Pondok ini lebih menekankan urusan hati, maka ketenangan jiwa lah yang dicari. Ditekankan pula untuk bersikap dan berpikir positif. Maka dengan demikian diharapkan tidak mudah untuk menyalahkan orang lain.
Misalkan saja ada orang lain yang berbuat tidak menyenakkan kepada kita, maka tidak terburu-buru untuk menyalahkan. Sikap intropeksi diri yang diharapkan, jangan-jangan justru sikap kita yang tidak baik sehingga yang berujung pada tingkah laku yang tak mengenakkan itu.
Selain pelajaran akhlak dan agama, pelajaran yang bersifat umum juga diajarkan. Seperti pelajaran keterampilan, keuangan, serta bangunan.
Menariknya semua pelajaran itu langsung dipraktikkan. Santri diberi pembelajaran dasar dan apa yang harus dikerjakan. Yang kemudian santri langsung dapat mempraktikkannya, yang dari situlah akan mendapatkan pengalaman kongkrit, trial and error tentu tidak akan lepas dari metode ini.
Namanya ponpes tentu ada santri. Menurut Suhari jumlah santri baik lelaki ataupun perempuan berkisar 380 orang. Dan semua santri menetap di kompleks pondok, dan tetap melakukan aktivitas keseharian.
Di pondok ini ada aktivitas pembangunan, berjualan, menjaga pos informasi serta parkir dan beberapa aktivitas lainnya. Dan semua itu yang mengelola dan menjaga oleh para santri yang bertugas menurut keahlian masing-masing. Dan pada hari tertentu ada kajian khusus yang disampaikan pengelola ponpes.
Untuk menjadi santri di ponpes ini cukup mudah, hanya kemauan yang kuat untuk belajar dan berubah. Menurut penuturan Suhari, menjadi santri di ponpes ini tidaklah langsung diterima. Para calon santri sebelumnya diberikan waktu untuk beradaptasi terlebih dahulu dengan kurun waktu tertentu.

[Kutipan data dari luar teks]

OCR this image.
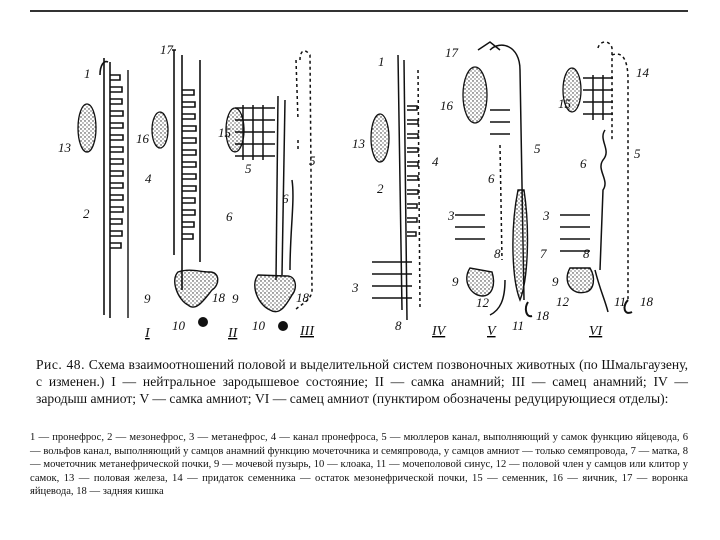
1
2
4
13
17
16
6
9
10
18
15
5
6
5
9
10
18
1
13
4
2
3
8
17
16
5
6
3
8	7
9
12
11
18
14
15
6
5
3
8
9
12	11 18
I	II	III	IV	V	VI
Рис. 48. Схема взаимоотношений половой и выделительной систем позвоночных животных (по Шмальгаузену, с изменен.) I — нейтральное зародышевое состояние; II — самка анамний; III — самец анамний; IV — зародыш амниот; V — самка амниот; VI — самец амниот (пунктиром обозначены редуцирующиеся отделы):
1 — пронефрос, 2 — мезонефрос, 3 — метанефрос, 4 — канал пронефроса, 5 — мюллеров канал, выполняющий у самок функцию яйцевода, 6 — вольфов канал, выполняющий у самцов анамний функцию мочеточника и семяпровода, у самцов амниот — только семяпровода, 7 — матка, 8 — мочеточник метанефрической почки, 9 — мочевой пузырь, 10 — клоака, 11 — мочеполовой синус, 12 — половой член у самцов или клитор у самок, 13 — половая железа, 14 — придаток семенника — остаток мезонефрической почки, 15 — семенник, 16 — яичник, 17 — воронка яйцевода, 18 — задняя кишка
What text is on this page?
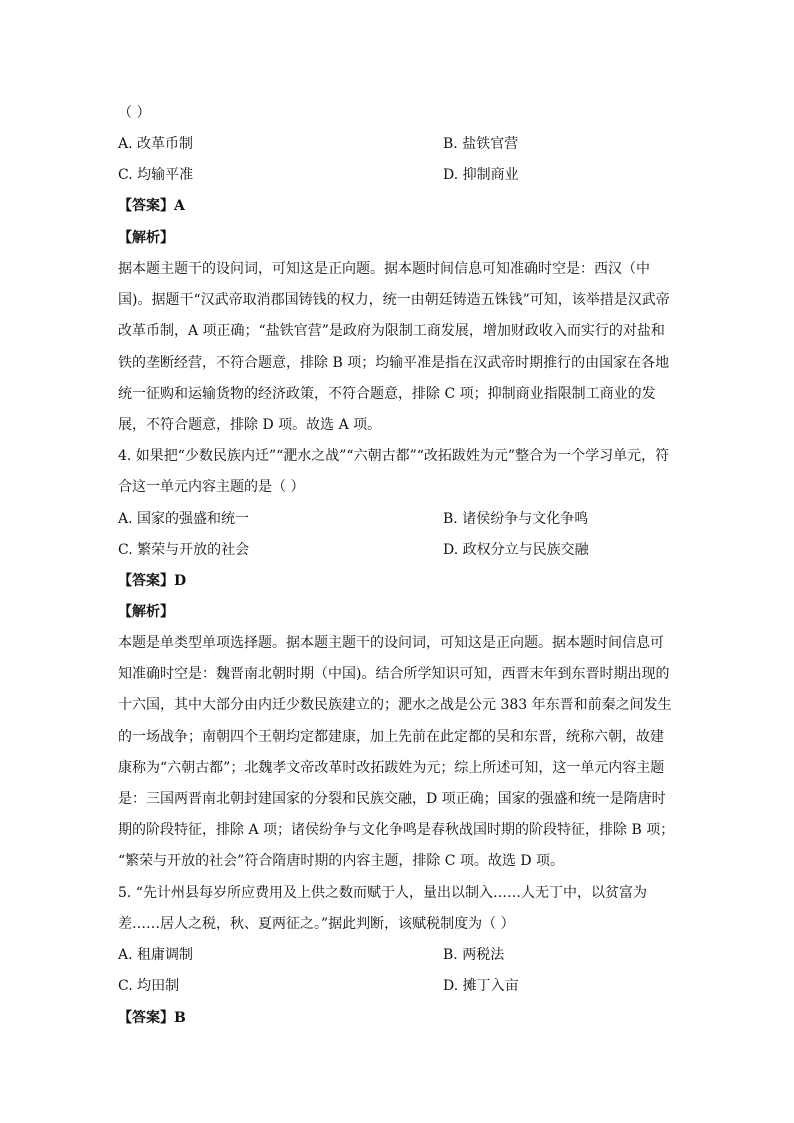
（ ）
A. 改革币制	B. 盐铁官营
C. 均输平准	D. 抑制商业
【答案】A
【解析】
据本题主题干的设问词，可知这是正向题。据本题时间信息可知准确时空是：西汉（中
国)。据题干“汉武帝取消郡国铸钱的权力，统一由朝廷铸造五铢钱”可知，该举措是汉武帝
改革币制，A 项正确；“盐铁官营”是政府为限制工商发展，增加财政收入而实行的对盐和
铁的垄断经营，不符合题意，排除 B 项；均输平准是指在汉武帝时期推行的由国家在各地
统一征购和运输货物的经济政策，不符合题意，排除 C 项；抑制商业指限制工商业的发
展，不符合题意，排除 D 项。故选 A 项。
4. 如果把“少数民族内迁”“淝水之战”“六朝古都”“改拓跋姓为元”整合为一个学习单元，符
合这一单元内容主题的是（ ）
A. 国家的强盛和统一	B. 诸侯纷争与文化争鸣
C. 繁荣与开放的社会	D. 政权分立与民族交融
【答案】D
【解析】
本题是单类型单项选择题。据本题主题干的设问词，可知这是正向题。据本题时间信息可
知准确时空是：魏晋南北朝时期（中国)。结合所学知识可知，西晋末年到东晋时期出现的
十六国，其中大部分由内迁少数民族建立的；淝水之战是公元 383 年东晋和前秦之间发生
的一场战争；南朝四个王朝均定都建康，加上先前在此定都的吴和东晋，统称六朝，故建
康称为“六朝古都”；北魏孝文帝改革时改拓跋姓为元；综上所述可知，这一单元内容主题
是：三国两晋南北朝封建国家的分裂和民族交融，D 项正确；国家的强盛和统一是隋唐时
期的阶段特征，排除 A 项；诸侯纷争与文化争鸣是春秋战国时期的阶段特征，排除 B 项；
“繁荣与开放的社会”符合隋唐时期的内容主题，排除 C 项。故选 D 项。
5. “先计州县每岁所应费用及上供之数而赋于人，量出以制入……人无丁中，以贫富为
差……居人之税，秋、夏两征之。”据此判断，该赋税制度为（ ）
A. 租庸调制	B. 两税法
C. 均田制	D. 摊丁入亩
【答案】B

Dan jika memang sudah merasa mantap bisa mengajukan diri ke pengelola untuk jadi santri.
Syarat untuk menjadi santri adalah di atas 17 tahun dan juga melampirkan Surat Keterangan Catatan Kepolisian (SKCK) dari daerah asal. Dan untuk tinggal di pondok tidak ada jangka waktunya, semua tergantung santri akan tinggal di sini terus ataukan suatu saat akan kembali ke lingkungan masyarakat.
Jika diterima menjadi santri maka diwajibkan untuk tinggal kompleks pondok. Selama di pondok para santri tidak dipungut biaya apapun, bahkan jika "berprestasi" para santri tersebut justru dapat "penghargaan". Yang itu bisa berupa materi ataupun fasilitas di pondok. Proses penilaiannya pun merupakan "hak prerogatif" dari pengelola pondok yang mempunyai ukuran dan prosedur sendiri.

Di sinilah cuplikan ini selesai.